Obra derradeira do mestre da fantasia brasileira José J. Veiga (1915-1999), a coletânea Objetos turbulentos traz uma estrutura de tal modo coerente que é quase certo que foi, desde o começo, planejada para ser publicada e lida em bloco. São onze textos independentes entre si, mas solidamente amarrados, que revelam mistérios por trás de objetos comuns do cotidiano que, por alguma circunstância bizarra, assumem contornos quase sobrenaturais, muitas vezes levando tragédia a seus proprietários.
"Espelho" é um dos textos mais perturbadores do volume, embora o desdobramento da trama não leve a um destino especialmente nefasto. Casal é enfeitiçado por um espelho antigo adquirido em um antiquário. O tema não é novo e já apareceu mais de uma vez na literatura brasileira, mas ganha aqui um contorno naturalista.

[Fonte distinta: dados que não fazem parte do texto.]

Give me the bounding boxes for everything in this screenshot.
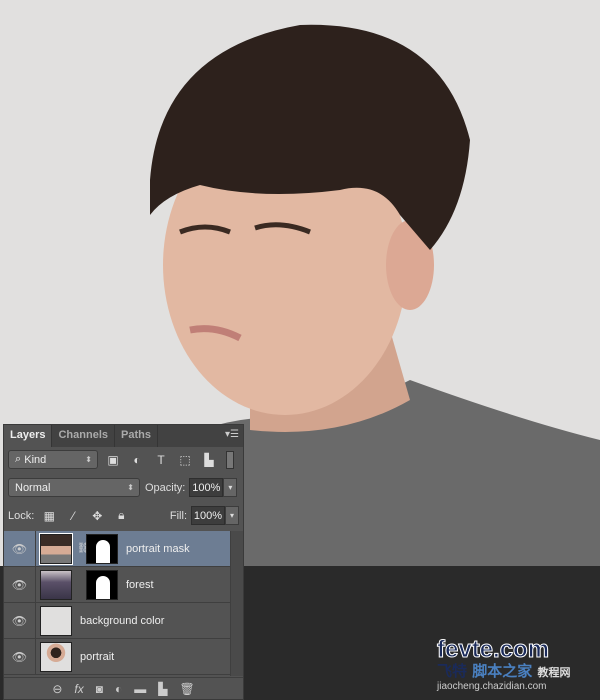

"Cachimbo" também é um texto forte sobre o preconceito nosso de cada dia. Um negro, operador da bolsa de valores, tem uma vida boa e tranquila até que decide começar a fumar cachimbo, até que, apesar de suas convicções, decide pitar em público.
"Cadeira" traz um objeto assombrado para a vida de um decorador que por ela se apaixona. A piedade de seu proprietário original, um famoso bispo, influencia quem, nela se acomoda a ter crises profundas de tristeza e culpa.
"Manuscrito perdido" é o texto mais divertido do conjunto. Um escritor entra em crise criativa depois de perder, durante uma viagem, o manuscrito de um conto que ele avaliava como sua obra prima. Três anos depois, para sua alegria e desespero, o manuscrito retorna às suas mãos.
Em "Vestido de fustão", um vendedor de tapetes, ao visitar uma cliente, tem uma epifania ao cruzar com uma jovem desconhecida na escadaria do condomínio. Tenta, então, reencontrar a garota que parece não existir de fato.
"Caderno de endereços" narra a tragédia de um jovem estudante apaixonado pela Alemanha que, depois de muito preparo finalmente tem a chance de realizar o sonho de visitar o país. Porém, um prosaico e inocente caderno de endereços vai se tornar um grande problema quando ele chama a atenção do governo nazista.
"Cantilever" conta a história de um menino muito criativo e irrequieto, que tem a mania de inventar palavras.
Em "Luneta" um jovem fotógrafo torna-se voyeur ao se deparar com uma luneta de alta performance. Mas o que ele vai entender é que, quando olhamos muito para dentro da escuridão, a escuridão também olha dentro da gente...
"Tapete florido" é outro conto sobre um objeto enfeitiçado. Esposa, depois de muito insistir, finalmente consegue que o marido compre um tapete novo para a sala de visitas. Mas apesar de muito belo, a estampa do objeto tem o poder de levar a mulher a um estado alterado de consciência, no qual ela tem percepções do passado e do futuro, e sofrer de profunda melancolia. Este conto também dialoga com uma série de outros da nossa literatura, como o famoso "A caçada", de Liga Fagundes Telles.
"Pasta de couro de búfalo" mostra a ascensão de um jovem empresário que enriquece graças ao tino comercial inato. Mas, ao se envolver com uma famosa cantora de ópera, sua credulidade nos poderes de sua pasta de couro entra em choque com a paixão pela dama, levando-o a um destino trágico.
"Cinzeiro", que fecha a edição, também tem um viés cômico. Mostra como um jovem e destemido membro da brigada revolucionária gaúcha que acompanhou Getúlio Vargas ao Rio de Janeiro, constrói sua rede de influência na capital. De um de seus contatos, ganha um cinzeiro feito de uma granada desativada, pelo qual se apaixonou de imediato, pois era perfeito para acompanhá-lo em seus longos períodos de leitura de romances policiais e consumo de charutos. Mas o objeto trazia em si um risco inesperado.
Os contos são leves e, mesmo os mais trágicos, não chegam ao horror. A leitura sobrenatural, apesar de possível, é imprecisa, podendo ser percebida mais como fenômeno psicológico, como nos contos "Espelho", "Cadeira" e "Tapete florido". Temas recorrentes do autor aparecem aqui diluídos no tratamento leve e realista, sem o perfil de pesadelo e violência que aparecem em seus textos mais antigos, exceto por "Cachimbo" que, mesmo assim, não chega estabelecer um mistério inexplicável. Os cenários geralmente campestres e interioranos de Os Cavalinhos de Platiplanto e A estranha máquina extraviada também cedem lugar a ambientes cosmopolitas, nos quais os objetos adquirem mais relevância que os próprios personagens.
Objetos turbulentos é, portanto, um livro diferenciado, ainda que mantenha a poderosa carga psicológica característica da obra do mestre.